We joke about it: “Adulting is a scam.” “Capitalism is ghetto," and “Rest is resistance.” But beneath the memes is a deep, gnawing emotional exhaustion. And it’s not just physical burnout. It’s soul-tired. It's waking up and feeling like you're already behind. It’s smiling on cue while feeling like you're running on fumes. In the Kenyan context, hustle is holy. We are bred on stories of people who made it by sheer will. No handouts. Just grit. “Lazy youth” rhetoric is national policy. And so we internalize the grind. Sleep becomes optional. Productivity becomes identity. Globally, the hustle gospel isn’t much different. And now we are mirroring the Western “rise and grind” culture. It’s the same sermon, different pulpit. You are what you produce. Worth measured in outputs. But what happens when you produce and still feel empty?

In trying to survive, we’ve stopped feeling. It’s too risky. Too inefficient. Who has time to process anything when you’re constantly moving? So we coast on autopilot. We ghost our emotions before they ghost us. We text “LOL” without laughing. We smile for selfies we don’t even like. We keep going, but the lights are dimming inside. This emotional disconnection isn’t just burnout, it’s a coping mechanism. Our nervous systems are fried. Our spirits are overstimulated but undernourished. Enter wellness. The curated self-care content. The meditation apps. The green smoothies and ginger shots. The crystals. The bath bombs. The vibe. Don’t get it twisted; some of it helps. But a lot of “wellness” has become another performance. Another checkbox on the to-do list. Another way to optimize ourselves for more productivity. Rest not as healing, but as fuel to keep grinding. Healing not for wholeness, but for high performance. So even our attempts at rest are laced with pressure. We’re tired, but we must rest correctly. We’re healing, but we must heal aesthetically. We’re journaling our trauma in perfect lighting for a Reel. It’s no wonder we're still not okay. This isn’t just individual burnout. It’s cultural. Structural. Systemic. We are tired because:

  • The economy is rigged, and “working hard” is no longer a guarantee for stability.

  • Social media keeps us in a constant loop of comparison and consumption.

  • We are emotionally isolated in hyper-connected digital worlds.

  • We’ve lost the communal safety nets that helped people breathe.

  • Our value is increasingly tied to how useful we are online, offline, all the time.

It’s not that we’re doing too much. It’s that we’re being too much for too many things that don’t nourish us.

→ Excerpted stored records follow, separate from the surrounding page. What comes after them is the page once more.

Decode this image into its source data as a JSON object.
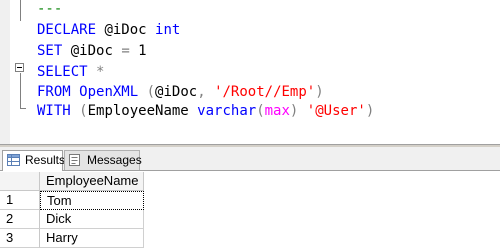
{
  "editor": {
    "lines": [
      {
        "segments": [
          {
            "text": "---",
            "cls": "cm"
          }
        ]
      },
      {
        "segments": [
          {
            "text": "DECLARE",
            "cls": "kw"
          },
          {
            "text": " @iDoc ",
            "cls": ""
          },
          {
            "text": "int",
            "cls": "kw"
          }
        ]
      },
      {
        "segments": [
          {
            "text": "SET",
            "cls": "kw"
          },
          {
            "text": " @iDoc ",
            "cls": ""
          },
          {
            "text": "=",
            "cls": "op"
          },
          {
            "text": " 1",
            "cls": ""
          }
        ]
      },
      {
        "segments": [
          {
            "text": "SELECT",
            "cls": "kw"
          },
          {
            "text": " ",
            "cls": ""
          },
          {
            "text": "*",
            "cls": "op"
          }
        ]
      },
      {
        "segments": [
          {
            "text": "FROM",
            "cls": "kw"
          },
          {
            "text": " ",
            "cls": ""
          },
          {
            "text": "OpenXML",
            "cls": "kw"
          },
          {
            "text": " ",
            "cls": ""
          },
          {
            "text": "(",
            "cls": "op"
          },
          {
            "text": "@iDoc",
            "cls": ""
          },
          {
            "text": ",",
            "cls": "op"
          },
          {
            "text": " ",
            "cls": ""
          },
          {
            "text": "'/Root//Emp'",
            "cls": "str"
          },
          {
            "text": ")",
            "cls": "op"
          }
        ]
      },
      {
        "segments": [
          {
            "text": "WITH",
            "cls": "kw"
          },
          {
            "text": " ",
            "cls": ""
          },
          {
            "text": "(",
            "cls": "op"
          },
          {
            "text": "EmployeeName ",
            "cls": ""
          },
          {
            "text": "varchar",
            "cls": "kw"
          },
          {
            "text": "(",
            "cls": "op"
          },
          {
            "text": "max",
            "cls": "fn"
          },
          {
            "text": ")",
            "cls": "op"
          },
          {
            "text": " ",
            "cls": ""
          },
          {
            "text": "'@User'",
            "cls": "str"
          },
          {
            "text": ")",
            "cls": "op"
          }
        ]
      }
    ]
  },
  "tabs": {
    "results": {
      "label": "Results",
      "icon": "grid-icon"
    },
    "messages": {
      "label": "Messages",
      "icon": "messages-icon"
    }
  },
  "grid": {
    "columns": [
      "EmployeeName"
    ],
    "rows": [
      {
        "num": "1",
        "EmployeeName": "Tom"
      },
      {
        "num": "2",
        "EmployeeName": "Dick"
      },
      {
        "num": "3",
        "EmployeeName": "Harry"
      }
    ]
  },
  "colors": {
    "keyword": "#0000ff",
    "string": "#ff0000",
    "operator": "#808080",
    "function": "#ff00ff",
    "comment": "#008000"
  }
}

The answer isn’t another productivity hack. It’s a reckoning. We need new metrics for success and more honest conversations about emotional labor. We need to normalize rest without guilt. We need to talk about how tired we are, not just physically, but emotionally, spiritually, and collectively. Maybe it starts with a group chat check-in that goes deeper than “uko aje?” Maybe it’s learning to say “I’m not okay” without feeling like a burden. Maybe it’s asking ourselves, who am I when I’m not performing?

Because this isn’t sustainable. And we know it. We’re running on empty, smiling on cue. And something’s got to give.